Understand the process: There are content pieces that can be used at different stages in the sales cycle that help sales teams either move prospects through the funnel or out of it. In either case, the faster the salesperson can move the prospect through a stage the better. So, as a marketer, know your stages, know what moves deals from one stage to another, know what needs to be answered or “checked-off” in order to get from Discovery to Qualified to Demo to Tech Review to Contract to Won.
Get creative: Once you understand your sales team, the challenges they face, the process they go through to get a deal to the finish line, think about how to remove the obstacles your prospects face. Do they need a presentation to be able to share with their boss that outlines successes of the trial? Do they need to be able to whiteboard their challenges to other teams to get their support to invest in this software? Do you need to try out different mediums: calculators, demos, videos, testimonials, in-person meetings at events? Go beyond the traditional: discovery questions, deck, PDF, and technical demo.

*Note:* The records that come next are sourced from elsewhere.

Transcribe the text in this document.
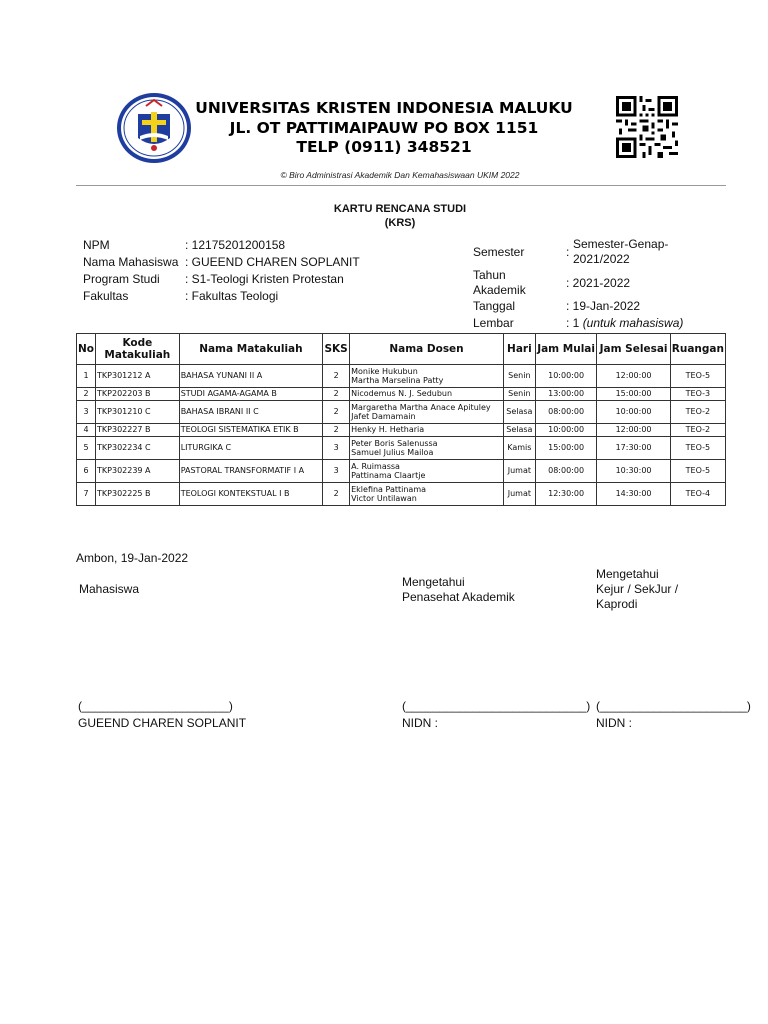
UNIVERSITAS KRISTEN INDONESIA MALUKU
JL. OT PATTIMAIPAUW PO BOX 1151
TELP (0911) 348521
© Biro Administrasi Akademik Dan Kemahasiswaan UKIM 2022
KARTU RENCANA STUDI
(KRS)
NPM	: 12175201200158
Nama Mahasiswa : GUEEND CHAREN SOPLANIT
Program Studi : S1-Teologi Kristen Protestan
Fakultas	: Fakultas Teologi
Semester	:
Semester-Genap-
2021/2022
Tahun
Akademik	: 2021-2022
Tanggal	: 19-Jan-2022
Lembar	: 1 (untuk mahasiswa)
No	Kode Matakuliah	Nama Matakuliah	SKS	Nama Dosen	Hari	Jam Mulai	Jam Selesai	Ruangan
1	TKP301212 A	BAHASA YUNANI II A	2	Monike Hukubun
Martha Marselina Patty	Senin	10:00:00	12:00:00	TEO-5
2	TKP202203 B	STUDI AGAMA-AGAMA B	2	Nicodemus N. J. Sedubun	Senin	13:00:00	15:00:00	TEO-3
3	TKP301210 C	BAHASA IBRANI II C	2	Margaretha Martha Anace Apituley
Jafet Damamain	Selasa	08:00:00	10:00:00	TEO-2
4	TKP302227 B	TEOLOGI SISTEMATIKA ETIK B	2	Henky H. Hetharia	Selasa	10:00:00	12:00:00	TEO-2
5	TKP302234 C	LITURGIKA C	3	Peter Boris Salenussa
Samuel Julius Mailoa	Kamis	15:00:00	17:30:00	TEO-5
6	TKP302239 A	PASTORAL TRANSFORMATIF I A	3	A. Ruimassa
Pattinama Claartje	Jumat	08:00:00	10:30:00	TEO-5
7	TKP302225 B	TEOLOGI KONTEKSTUAL I B	2	Eklefina Pattinama
Victor Untilawan	Jumat	12:30:00	14:30:00	TEO-4
Ambon, 19-Jan-2022
Mahasiswa	Mengetahui
Penasehat Akademik
Mengetahui
Kejur / SekJur /
Kaprodi
(______________________)	(___________________________) (______________________)
GUEEND CHAREN SOPLANIT	NIDN :	NIDN :
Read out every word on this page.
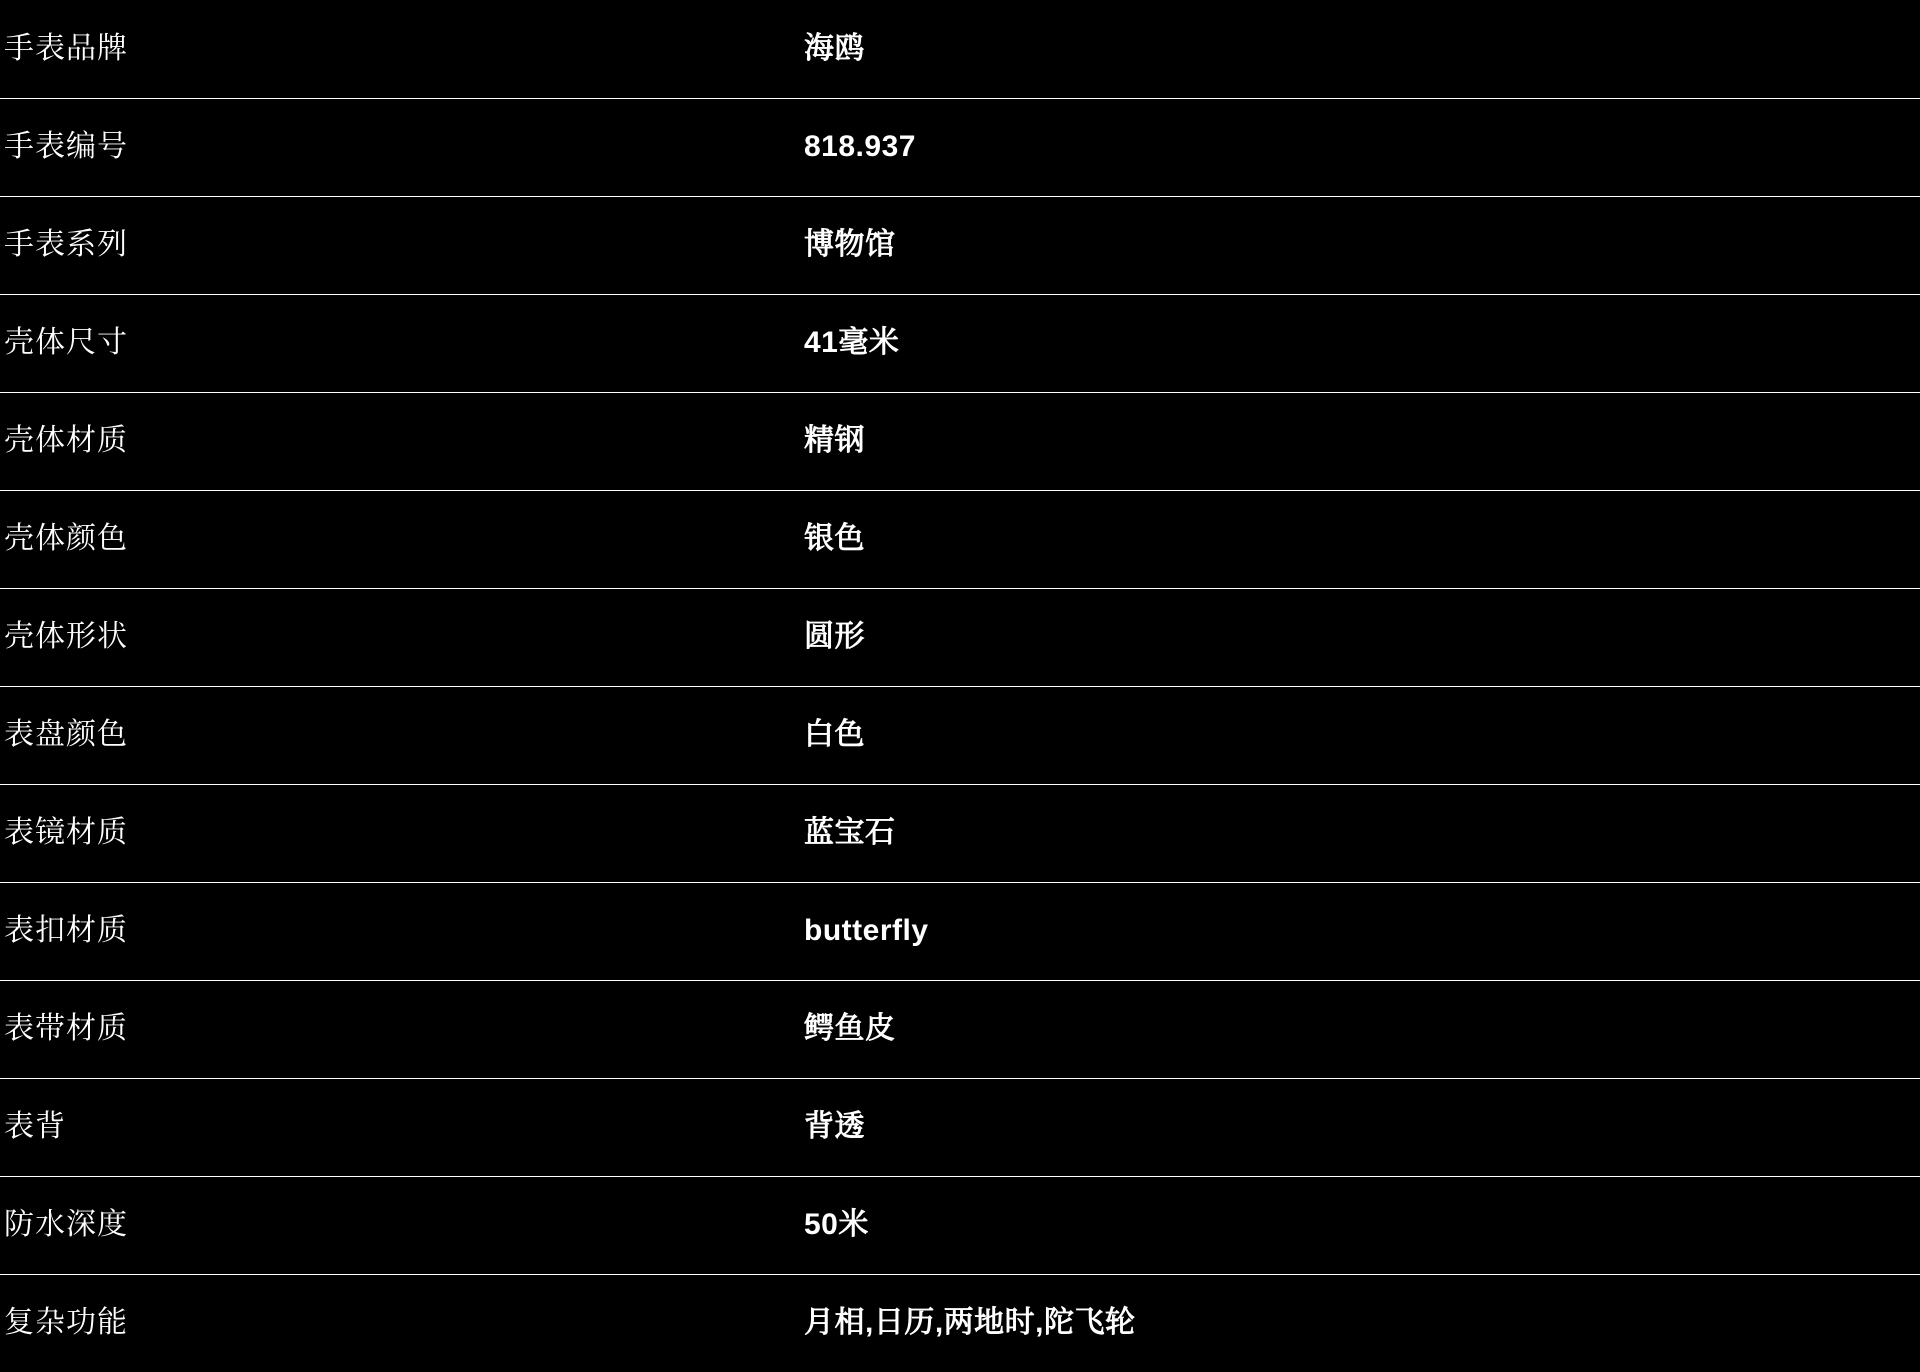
手表品牌	海鸥
手表编号	818.937
手表系列	博物馆
壳体尺寸	41毫米
壳体材质	精钢
壳体颜色	银色
壳体形状	圆形
表盘颜色	白色
表镜材质	蓝宝石
表扣材质	butterfly
表带材质	鳄鱼皮
表背	背透
防水深度	50米
复杂功能	月相,日历,两地时,陀飞轮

Test and Tweak: Just as any good lead generation team does, there’s nothing wrong with trying something and watching it fail. Part of testing is trying something on a small scale and then going “all-in” on it. I’ve always worked with 1-3 salespeople to test out content and get feedback before rolling out to the entire organization.
Find your advocates: Just like your demand gen team will find customer advocates, product marketers need to find their internal advocates. In your test and tweak stage, you probably worked with salespeople who were hungry to try something different. Use those same folks as your advocates for the rest of the sales teams. If salespeople are seeing success, they’ll brag about it and then you won’t be able to keep that content on the shelves.
Getting sales teams to use sales enablement content is one of the hardest sales jobs you’ll have as a marketer, by front-loading the process with a lot of listening and curiosity, you’ll find success faster.